Comment & Analysis / Arts

Review: Hugh Grant's sinister turn can't save Heretic

18:49 pm on 8 December 2024

Photo:

Are there really more horror films around this year than usual, or does it just feel like it?

The Watchers, Late Night with the Devil, Terrifier 3, Smile 1 and 2 - not to mention horror-adjacent films like The Substance, Joker Folie à Deux and Alien Romulus. The list seems endless.

As a horror-sceptic, I'm marginally more tolerant of semi-plausible scary monsters in a confined space than I am where Demons from the Depths of Hell are involved.

Or for that matter when my non-existent religious convictions are challenged in a film like Heretic.

Heretic was possibly created as a reaction against one too many visits from Mormon missionaries.

What if we could give them a bit of their own back? What if these squeaky-clean young ladies - like Sister Barnes and Sister Paxton - had their beliefs challenged by the Devil?

Given that the Devil should appear initially charming, who better to portray Mr Reed than the debonaire Hugh Grant?

A chance to talk for hours about Latter Days Saints? He'd love to. And so would his good lady wife.

Mind you, if you think his good lady wife is actually hard at work back in the kitchen, you're obviously not paying close enough attention to the ominous noises in Mr Reed's dimly-lit house.

We can only assume the good Sisters are so overjoyed someone's actually taken them up on their offer to chat that they don't notice the sinister turn Mr Reed's conversation seems to be taking.

Well, I say sinister. After ten minutes or so, Mr Reed's endless, anti-Mormon arguments start to sound like Richard Dawkins at his most nit-picking.

But horror audiences don't live by anti-religion arguments alone. Heretic is written and directed by Scott Beck and Bryan Woods, who made the entertaining sci-fi shocker A Quiet Place.

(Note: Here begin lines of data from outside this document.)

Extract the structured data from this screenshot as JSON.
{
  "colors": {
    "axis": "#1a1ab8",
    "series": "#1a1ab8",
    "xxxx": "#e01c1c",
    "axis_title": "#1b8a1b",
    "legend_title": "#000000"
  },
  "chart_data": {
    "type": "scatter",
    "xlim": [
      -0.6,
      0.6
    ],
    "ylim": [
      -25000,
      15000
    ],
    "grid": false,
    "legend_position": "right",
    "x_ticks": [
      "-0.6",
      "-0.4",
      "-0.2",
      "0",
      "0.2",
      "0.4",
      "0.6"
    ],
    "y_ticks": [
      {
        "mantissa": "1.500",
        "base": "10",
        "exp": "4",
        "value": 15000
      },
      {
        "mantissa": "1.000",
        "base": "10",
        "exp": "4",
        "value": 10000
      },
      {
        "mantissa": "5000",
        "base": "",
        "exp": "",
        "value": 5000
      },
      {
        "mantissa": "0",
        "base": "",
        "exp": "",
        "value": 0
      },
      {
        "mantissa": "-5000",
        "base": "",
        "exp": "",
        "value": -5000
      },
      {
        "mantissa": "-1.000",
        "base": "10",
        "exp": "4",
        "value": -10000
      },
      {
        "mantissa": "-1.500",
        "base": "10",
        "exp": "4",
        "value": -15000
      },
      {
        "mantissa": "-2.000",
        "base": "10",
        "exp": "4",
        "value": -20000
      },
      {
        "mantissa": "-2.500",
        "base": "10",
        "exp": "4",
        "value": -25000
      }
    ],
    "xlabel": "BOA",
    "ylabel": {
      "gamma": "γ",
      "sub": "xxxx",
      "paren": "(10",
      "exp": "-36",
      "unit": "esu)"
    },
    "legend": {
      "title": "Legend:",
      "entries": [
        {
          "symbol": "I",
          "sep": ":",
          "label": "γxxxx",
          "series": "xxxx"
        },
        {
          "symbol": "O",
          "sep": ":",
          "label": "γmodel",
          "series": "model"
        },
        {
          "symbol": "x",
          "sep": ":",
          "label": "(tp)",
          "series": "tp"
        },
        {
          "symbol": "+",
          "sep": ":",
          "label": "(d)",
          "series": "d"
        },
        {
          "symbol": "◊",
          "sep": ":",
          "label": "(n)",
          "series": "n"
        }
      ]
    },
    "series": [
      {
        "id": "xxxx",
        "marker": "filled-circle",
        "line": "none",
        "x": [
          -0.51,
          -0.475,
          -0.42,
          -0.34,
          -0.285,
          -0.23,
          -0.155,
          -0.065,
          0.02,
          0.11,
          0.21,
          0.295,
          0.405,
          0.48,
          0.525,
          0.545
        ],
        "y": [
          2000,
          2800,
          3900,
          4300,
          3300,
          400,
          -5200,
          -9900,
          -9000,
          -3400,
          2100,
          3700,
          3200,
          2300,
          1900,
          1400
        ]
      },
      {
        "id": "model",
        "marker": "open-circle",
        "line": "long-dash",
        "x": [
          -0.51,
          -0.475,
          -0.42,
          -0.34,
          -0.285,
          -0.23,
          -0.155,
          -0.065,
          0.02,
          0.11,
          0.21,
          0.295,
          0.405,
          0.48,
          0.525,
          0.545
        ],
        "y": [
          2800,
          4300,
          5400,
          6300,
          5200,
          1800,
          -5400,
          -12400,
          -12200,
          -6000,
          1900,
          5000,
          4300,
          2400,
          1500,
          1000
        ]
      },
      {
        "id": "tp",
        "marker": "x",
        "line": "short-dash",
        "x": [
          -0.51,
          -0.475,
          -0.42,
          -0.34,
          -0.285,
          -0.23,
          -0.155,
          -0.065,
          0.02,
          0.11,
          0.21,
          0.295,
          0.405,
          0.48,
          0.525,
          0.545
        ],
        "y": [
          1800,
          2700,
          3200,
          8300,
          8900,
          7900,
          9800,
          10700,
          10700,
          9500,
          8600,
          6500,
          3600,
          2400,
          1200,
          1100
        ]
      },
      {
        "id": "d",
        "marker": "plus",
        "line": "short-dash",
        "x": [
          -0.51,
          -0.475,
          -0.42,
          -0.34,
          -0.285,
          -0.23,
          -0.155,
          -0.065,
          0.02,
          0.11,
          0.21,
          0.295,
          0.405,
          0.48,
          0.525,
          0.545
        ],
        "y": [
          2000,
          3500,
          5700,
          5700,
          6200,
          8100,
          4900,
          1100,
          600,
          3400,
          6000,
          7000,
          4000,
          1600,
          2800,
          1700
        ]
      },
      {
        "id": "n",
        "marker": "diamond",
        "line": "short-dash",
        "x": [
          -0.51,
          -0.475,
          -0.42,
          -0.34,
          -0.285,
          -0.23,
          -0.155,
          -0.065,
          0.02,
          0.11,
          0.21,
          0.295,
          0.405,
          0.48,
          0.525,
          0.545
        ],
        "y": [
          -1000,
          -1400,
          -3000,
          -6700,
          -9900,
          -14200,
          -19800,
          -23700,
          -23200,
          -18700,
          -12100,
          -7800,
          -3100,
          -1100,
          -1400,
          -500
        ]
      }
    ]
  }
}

And they realise that sooner or later they need to ramp up the frights.

So eventually the doors bolt, the lights flicker, the walls creak, and the now diabolic Mr Reed is giving poor Sister Barnes and Sister Paxton a terrible choice.

Do they take the door marked "Belief", or the one marked - follow me closely here - "Disbelief"?

And before you realise it, Heretic has become my least favourite horror sub-genre - "the elaborate game."

You know, where the villain lures his victims in and takes them through a fiendishly intricate series of rooms, staircases, booby-trapped tunnels - presumably built on the off-chance of Mormons visiting. And all to... I don't know, to test their faith or something.

Setting up all this nonsense to bully two dim young missionaries is A, unsporting, B, unbelievable and C, incredibly unbelievable.

There is some marginal pleasure watching Grant enjoying himself at the film's expense.

Just as Mr Reed sneers at his young victims' beliefs, you get the idea that Grant - having safely banked his paycheck - is free to do the same with Heretic.

Flying in the face of probability, Heretic has picked up better reviews than you'd expect.

A nasty horror film, based on shaky religious arguments and all part of a random game - as I say, several shades of not my sort of thing.

But it would be a dull old world if we all thought the same way I do about tosh like this - or indeed, I suspect, the same way Grant thinks.

And in the end, a film like Heretic boils down to a matter of belief.